Description
Hello,
Following the release of tch==0.14.0
and the publication of changes introduced in #758, I have noticed that the implementation is problematic for some devices.
A large number of half-precision operations (including layer normalization and linear layers) are indeed not implemented for torch- CPU (they are available for CUDA). An example of failing cases with the release of these changes can be seen here. The model weights have been saved as float16
. Note that loading these weights in BART in the Python version of Transformers would also fail for the same reason.
I am unsure about MPS
and Vulkan
, but it may make sense to either restrict the automatic precision casting for CUDA devices, or exclude CPU.
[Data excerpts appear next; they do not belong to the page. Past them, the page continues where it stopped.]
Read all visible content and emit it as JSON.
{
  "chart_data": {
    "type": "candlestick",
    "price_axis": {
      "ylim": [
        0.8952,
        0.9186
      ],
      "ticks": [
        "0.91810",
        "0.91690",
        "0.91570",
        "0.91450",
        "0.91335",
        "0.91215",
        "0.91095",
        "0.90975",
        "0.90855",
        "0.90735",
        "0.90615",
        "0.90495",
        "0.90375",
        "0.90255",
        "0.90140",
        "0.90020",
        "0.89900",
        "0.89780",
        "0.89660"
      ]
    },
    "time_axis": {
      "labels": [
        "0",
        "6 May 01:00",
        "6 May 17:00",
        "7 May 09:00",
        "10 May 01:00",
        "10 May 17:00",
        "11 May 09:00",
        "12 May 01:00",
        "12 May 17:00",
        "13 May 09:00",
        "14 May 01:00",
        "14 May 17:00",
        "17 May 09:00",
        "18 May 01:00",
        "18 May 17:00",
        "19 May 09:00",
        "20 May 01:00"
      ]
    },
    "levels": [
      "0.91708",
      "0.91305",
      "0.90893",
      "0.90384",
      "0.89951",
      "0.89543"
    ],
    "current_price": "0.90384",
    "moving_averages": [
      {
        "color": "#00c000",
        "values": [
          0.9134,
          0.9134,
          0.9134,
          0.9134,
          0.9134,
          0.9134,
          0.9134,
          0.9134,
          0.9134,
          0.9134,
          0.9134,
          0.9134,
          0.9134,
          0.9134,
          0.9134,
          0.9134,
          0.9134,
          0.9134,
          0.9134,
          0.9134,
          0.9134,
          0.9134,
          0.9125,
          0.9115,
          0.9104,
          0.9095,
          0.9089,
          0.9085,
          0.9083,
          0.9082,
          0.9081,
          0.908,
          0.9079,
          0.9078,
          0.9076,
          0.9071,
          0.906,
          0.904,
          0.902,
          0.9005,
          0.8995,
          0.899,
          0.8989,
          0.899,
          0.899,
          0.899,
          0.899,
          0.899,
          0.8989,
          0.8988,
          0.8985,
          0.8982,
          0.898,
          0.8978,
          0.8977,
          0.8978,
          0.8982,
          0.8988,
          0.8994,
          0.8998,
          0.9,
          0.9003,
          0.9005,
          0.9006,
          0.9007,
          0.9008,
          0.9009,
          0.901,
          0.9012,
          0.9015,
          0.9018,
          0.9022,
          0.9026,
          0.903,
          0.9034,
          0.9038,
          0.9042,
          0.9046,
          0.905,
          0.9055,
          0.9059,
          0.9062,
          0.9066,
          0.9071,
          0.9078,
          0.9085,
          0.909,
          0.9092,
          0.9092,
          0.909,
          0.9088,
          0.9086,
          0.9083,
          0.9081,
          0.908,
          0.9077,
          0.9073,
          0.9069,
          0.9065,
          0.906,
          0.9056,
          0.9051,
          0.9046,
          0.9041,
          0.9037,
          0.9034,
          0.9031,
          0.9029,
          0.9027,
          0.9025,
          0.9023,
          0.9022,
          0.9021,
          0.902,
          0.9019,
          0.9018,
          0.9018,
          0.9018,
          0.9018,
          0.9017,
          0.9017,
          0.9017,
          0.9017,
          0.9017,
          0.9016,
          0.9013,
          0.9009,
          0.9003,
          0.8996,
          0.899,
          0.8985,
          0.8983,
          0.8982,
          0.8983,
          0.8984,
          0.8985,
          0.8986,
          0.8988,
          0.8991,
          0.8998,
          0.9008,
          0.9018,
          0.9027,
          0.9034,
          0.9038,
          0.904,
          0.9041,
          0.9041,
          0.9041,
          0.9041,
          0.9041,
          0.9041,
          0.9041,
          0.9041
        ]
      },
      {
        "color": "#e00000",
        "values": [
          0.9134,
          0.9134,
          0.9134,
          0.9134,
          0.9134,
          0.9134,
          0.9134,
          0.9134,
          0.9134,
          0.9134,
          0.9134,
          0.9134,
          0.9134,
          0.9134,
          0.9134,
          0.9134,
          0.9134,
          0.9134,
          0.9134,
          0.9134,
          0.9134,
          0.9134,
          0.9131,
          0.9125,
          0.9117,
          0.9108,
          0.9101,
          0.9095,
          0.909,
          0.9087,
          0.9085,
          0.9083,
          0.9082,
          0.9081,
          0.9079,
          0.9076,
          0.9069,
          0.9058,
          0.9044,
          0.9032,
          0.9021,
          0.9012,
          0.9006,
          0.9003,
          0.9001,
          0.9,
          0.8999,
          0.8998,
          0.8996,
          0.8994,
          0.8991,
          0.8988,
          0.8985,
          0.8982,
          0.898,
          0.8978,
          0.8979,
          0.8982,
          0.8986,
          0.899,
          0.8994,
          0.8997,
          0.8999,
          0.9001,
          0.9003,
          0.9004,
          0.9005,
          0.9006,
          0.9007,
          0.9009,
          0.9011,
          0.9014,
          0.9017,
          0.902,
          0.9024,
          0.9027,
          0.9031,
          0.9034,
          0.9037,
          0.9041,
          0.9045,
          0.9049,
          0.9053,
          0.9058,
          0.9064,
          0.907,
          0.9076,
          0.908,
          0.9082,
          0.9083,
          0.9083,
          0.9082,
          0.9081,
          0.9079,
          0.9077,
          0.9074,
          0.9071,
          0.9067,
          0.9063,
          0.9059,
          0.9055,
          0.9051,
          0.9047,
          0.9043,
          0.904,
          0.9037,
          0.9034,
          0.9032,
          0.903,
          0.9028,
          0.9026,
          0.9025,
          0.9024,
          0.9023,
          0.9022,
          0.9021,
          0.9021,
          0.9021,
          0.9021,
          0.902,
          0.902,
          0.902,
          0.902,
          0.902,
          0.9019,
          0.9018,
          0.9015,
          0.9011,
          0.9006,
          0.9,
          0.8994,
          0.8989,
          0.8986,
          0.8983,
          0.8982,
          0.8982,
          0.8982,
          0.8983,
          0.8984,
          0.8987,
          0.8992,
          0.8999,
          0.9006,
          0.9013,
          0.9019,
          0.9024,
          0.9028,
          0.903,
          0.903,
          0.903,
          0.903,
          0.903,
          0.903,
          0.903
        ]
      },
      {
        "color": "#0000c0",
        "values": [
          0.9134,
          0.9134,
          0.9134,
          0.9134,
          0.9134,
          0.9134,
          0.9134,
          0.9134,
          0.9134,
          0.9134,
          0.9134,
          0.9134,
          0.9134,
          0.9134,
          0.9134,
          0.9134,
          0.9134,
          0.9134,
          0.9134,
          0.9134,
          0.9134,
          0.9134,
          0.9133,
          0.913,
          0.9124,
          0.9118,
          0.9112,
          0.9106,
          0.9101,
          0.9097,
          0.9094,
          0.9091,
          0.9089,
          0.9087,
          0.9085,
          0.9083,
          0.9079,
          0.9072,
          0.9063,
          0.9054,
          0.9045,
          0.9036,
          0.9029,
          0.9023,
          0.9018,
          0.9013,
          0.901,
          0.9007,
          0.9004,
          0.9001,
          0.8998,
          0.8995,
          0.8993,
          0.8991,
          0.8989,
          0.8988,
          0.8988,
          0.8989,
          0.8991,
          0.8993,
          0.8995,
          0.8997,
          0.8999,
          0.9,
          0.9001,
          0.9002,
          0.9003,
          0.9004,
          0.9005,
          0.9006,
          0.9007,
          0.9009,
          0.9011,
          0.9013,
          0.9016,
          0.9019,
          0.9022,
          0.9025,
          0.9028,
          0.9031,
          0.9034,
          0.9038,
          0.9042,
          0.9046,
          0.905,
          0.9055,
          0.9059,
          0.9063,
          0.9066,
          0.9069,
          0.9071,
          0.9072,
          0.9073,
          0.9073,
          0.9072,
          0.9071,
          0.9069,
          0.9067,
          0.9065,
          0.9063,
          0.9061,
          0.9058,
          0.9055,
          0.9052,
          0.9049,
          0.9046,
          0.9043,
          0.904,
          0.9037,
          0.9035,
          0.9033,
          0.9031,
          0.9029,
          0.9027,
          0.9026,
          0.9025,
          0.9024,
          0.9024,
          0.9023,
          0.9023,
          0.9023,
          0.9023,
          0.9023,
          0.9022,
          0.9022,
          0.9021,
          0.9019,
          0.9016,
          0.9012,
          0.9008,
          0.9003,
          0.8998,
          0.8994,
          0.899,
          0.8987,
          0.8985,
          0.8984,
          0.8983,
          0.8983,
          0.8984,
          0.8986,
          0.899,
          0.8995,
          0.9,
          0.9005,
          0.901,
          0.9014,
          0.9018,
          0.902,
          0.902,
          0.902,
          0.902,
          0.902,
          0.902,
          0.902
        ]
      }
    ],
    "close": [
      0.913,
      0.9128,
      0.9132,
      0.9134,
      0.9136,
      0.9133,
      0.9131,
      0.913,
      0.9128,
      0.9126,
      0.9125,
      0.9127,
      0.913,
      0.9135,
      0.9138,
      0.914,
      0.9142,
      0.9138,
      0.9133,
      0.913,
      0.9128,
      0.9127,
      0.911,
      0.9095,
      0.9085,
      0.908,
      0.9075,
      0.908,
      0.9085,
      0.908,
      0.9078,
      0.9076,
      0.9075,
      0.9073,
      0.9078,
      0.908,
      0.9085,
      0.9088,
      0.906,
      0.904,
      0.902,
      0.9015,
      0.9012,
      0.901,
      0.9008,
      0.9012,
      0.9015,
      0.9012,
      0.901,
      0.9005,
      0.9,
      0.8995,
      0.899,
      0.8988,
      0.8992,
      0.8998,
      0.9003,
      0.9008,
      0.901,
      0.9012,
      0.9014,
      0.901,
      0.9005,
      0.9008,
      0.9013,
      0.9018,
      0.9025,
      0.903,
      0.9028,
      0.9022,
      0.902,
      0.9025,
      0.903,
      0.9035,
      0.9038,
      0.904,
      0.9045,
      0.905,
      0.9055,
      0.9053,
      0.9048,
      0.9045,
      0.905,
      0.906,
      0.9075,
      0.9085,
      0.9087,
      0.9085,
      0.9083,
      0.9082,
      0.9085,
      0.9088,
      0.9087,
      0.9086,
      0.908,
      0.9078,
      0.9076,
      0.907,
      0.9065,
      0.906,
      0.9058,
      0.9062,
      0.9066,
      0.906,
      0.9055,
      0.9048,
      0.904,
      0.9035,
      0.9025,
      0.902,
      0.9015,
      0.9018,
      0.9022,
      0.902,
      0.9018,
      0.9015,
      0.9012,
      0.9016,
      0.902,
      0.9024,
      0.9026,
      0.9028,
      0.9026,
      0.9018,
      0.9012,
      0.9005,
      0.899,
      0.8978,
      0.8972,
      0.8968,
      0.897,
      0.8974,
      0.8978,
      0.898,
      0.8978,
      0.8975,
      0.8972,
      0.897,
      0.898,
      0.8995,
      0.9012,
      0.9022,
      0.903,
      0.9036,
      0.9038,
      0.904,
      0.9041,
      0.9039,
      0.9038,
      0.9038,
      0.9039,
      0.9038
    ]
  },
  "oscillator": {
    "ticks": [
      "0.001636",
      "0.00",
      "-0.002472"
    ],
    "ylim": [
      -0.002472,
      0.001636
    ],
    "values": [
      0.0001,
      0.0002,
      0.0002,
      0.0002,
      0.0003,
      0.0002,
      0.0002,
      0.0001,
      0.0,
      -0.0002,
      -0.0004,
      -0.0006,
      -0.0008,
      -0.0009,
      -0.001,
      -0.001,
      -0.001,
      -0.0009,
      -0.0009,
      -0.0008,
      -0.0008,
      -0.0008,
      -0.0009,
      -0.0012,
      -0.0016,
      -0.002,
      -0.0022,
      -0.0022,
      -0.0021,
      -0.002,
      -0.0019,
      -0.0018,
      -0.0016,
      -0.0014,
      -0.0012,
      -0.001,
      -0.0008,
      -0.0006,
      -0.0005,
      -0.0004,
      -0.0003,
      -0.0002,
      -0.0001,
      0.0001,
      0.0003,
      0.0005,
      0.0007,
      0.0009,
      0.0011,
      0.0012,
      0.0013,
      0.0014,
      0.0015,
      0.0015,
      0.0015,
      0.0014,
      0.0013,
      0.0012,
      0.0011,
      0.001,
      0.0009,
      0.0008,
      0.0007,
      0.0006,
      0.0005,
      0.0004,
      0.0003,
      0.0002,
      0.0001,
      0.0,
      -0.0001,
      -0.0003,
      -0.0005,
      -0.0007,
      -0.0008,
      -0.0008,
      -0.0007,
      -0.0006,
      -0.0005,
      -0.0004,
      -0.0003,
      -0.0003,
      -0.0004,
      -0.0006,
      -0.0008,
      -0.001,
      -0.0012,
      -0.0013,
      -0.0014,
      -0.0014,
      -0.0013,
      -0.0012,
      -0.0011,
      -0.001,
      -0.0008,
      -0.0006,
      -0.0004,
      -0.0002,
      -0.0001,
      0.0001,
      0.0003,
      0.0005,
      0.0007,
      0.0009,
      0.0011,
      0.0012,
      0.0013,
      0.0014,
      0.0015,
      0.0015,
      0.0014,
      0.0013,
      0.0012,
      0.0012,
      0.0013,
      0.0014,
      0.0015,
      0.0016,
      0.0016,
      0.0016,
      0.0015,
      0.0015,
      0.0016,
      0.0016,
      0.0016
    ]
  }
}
I have tested a small fix that solves the issue above, but other solutions may exist (for example, always cast the loaded tensors to the VarStore
precision, therefore loading the weights as fp16
if and only if the VarStore
was converted to half
before):
The following skips the casting for CPU devices for the copy_data_with_precision_update method:
/// Copies the data from source tensor to destination
///
/// Updates the precision of the destination to match the source
fn copy_data_with_precision_update(
&self,
src: &Tensor,
dst: &mut Tensor,
) -> Result<(), TchError> {
if self.device != Device::Cpu {
dst.set_data(&dst.to_kind(src.kind()));
}
dst.f_copy_(src)
}
I am happy to help with a fix, it would be good to hear what would be your preferred way forward.